Powers and Duties of Person with Power of Attorney
The powers of the agent should be described in detail in the document. If there is a question about the limits of the powers granted by the power of attorney, the principal, agent, guardian of the principal, principal’s family member, or a government agency may petition the court. The court can also decide what power the agent has. An agent is required to act, within the powers granted, in the best interest of the person who gave the power. The agent must do what they think the person granting the power would want them to do, to the best of his/her ability.
Agents must keep a record of all receipts and transactions made for the other person. They must act loyally for the benefit of the principal’s best interest and cooperate with the person who is empowered to make health-care decisions for the principal if there is one.
The agent has a right to reimbursement for reasonable expenses paid while acting for the principal, but s/he has no right to payment beyond that unless it is included in the power of attorney.
Medical Powers of Attorney (Advanced Directives)
Any competent person may create a power of attorney to give someone the power to make healthcare decisions for him in case something happens. These documents are called advanced directives. The Maryland Health Care Decision Act governs advance directives.
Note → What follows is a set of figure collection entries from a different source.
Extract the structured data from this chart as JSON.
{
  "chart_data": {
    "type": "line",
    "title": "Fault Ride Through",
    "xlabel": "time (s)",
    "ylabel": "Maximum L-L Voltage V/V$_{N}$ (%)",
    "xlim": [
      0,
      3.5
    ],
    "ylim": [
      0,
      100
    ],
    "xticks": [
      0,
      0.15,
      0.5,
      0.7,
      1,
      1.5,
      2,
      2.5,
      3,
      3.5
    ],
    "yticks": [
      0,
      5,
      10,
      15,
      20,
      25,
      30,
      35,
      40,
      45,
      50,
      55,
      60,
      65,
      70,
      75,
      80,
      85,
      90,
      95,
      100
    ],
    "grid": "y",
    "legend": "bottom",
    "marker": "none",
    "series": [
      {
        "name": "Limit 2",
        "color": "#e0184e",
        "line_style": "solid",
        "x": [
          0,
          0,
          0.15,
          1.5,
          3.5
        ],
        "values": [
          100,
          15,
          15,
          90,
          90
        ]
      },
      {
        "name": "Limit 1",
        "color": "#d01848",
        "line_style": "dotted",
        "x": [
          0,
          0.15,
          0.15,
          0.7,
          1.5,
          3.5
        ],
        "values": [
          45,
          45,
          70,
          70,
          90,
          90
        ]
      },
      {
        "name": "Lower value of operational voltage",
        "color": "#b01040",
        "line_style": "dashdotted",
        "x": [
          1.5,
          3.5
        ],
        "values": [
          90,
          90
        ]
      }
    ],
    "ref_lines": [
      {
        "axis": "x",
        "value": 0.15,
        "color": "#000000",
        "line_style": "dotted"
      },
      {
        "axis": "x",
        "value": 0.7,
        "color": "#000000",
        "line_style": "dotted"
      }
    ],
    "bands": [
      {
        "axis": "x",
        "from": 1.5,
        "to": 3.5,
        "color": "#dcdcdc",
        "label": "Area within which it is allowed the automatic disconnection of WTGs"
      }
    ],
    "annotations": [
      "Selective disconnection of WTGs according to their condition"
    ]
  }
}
Under the Maryland Health Care Decision Act (Md. Health-General §§ 5-601 et seq.) the person the principal appoints to make healthcare decisions is called a “healthcare agent.” An owner, operator or employee of the healthcare facility providing care to the principal cannot usually serve as the healthcare agent unless the person was selected as the healthcare agent before the facility began care of the principal.
An advance directive can be either a written or electronic document. It must be signed, dated and witnessed by two witnesses. It is the responsibility of the person who wants his advance directive honored to tell his doctor about it. Anyone except the healthcare agent may serve as a witness. The directive goes into effect when the person becomes too sick to make a decision about his care. If the patient is unconscious or not able to communicate then the attending doctor may make the determination that the advance directive is in effect. Otherwise two doctors must certify that the patient is not capable of making an informed decision about care.
Ending the Power of Attorney
A power of attorney may end in a number of ways. Obviously, all powers of attorney end when the principal dies. However, the power of attorney only ends when the person using the power learns of the principal’s death. Any actions that the agent takes in good faith until he learns of the principal’s condition are binding. Also, the power expires if the document sets a time limit on the power. Also, the principal may choose to cancel (revoke) the power. The principal may revoke the power by tearing up the document, signing a document revoking it, or signing a new document giving the power to someone else. Just as the principal needs to be competent to give the power to the agent, the principal needs to be competent when taking it away. If the principal becomes disabled, powers of attorney that are not durable end.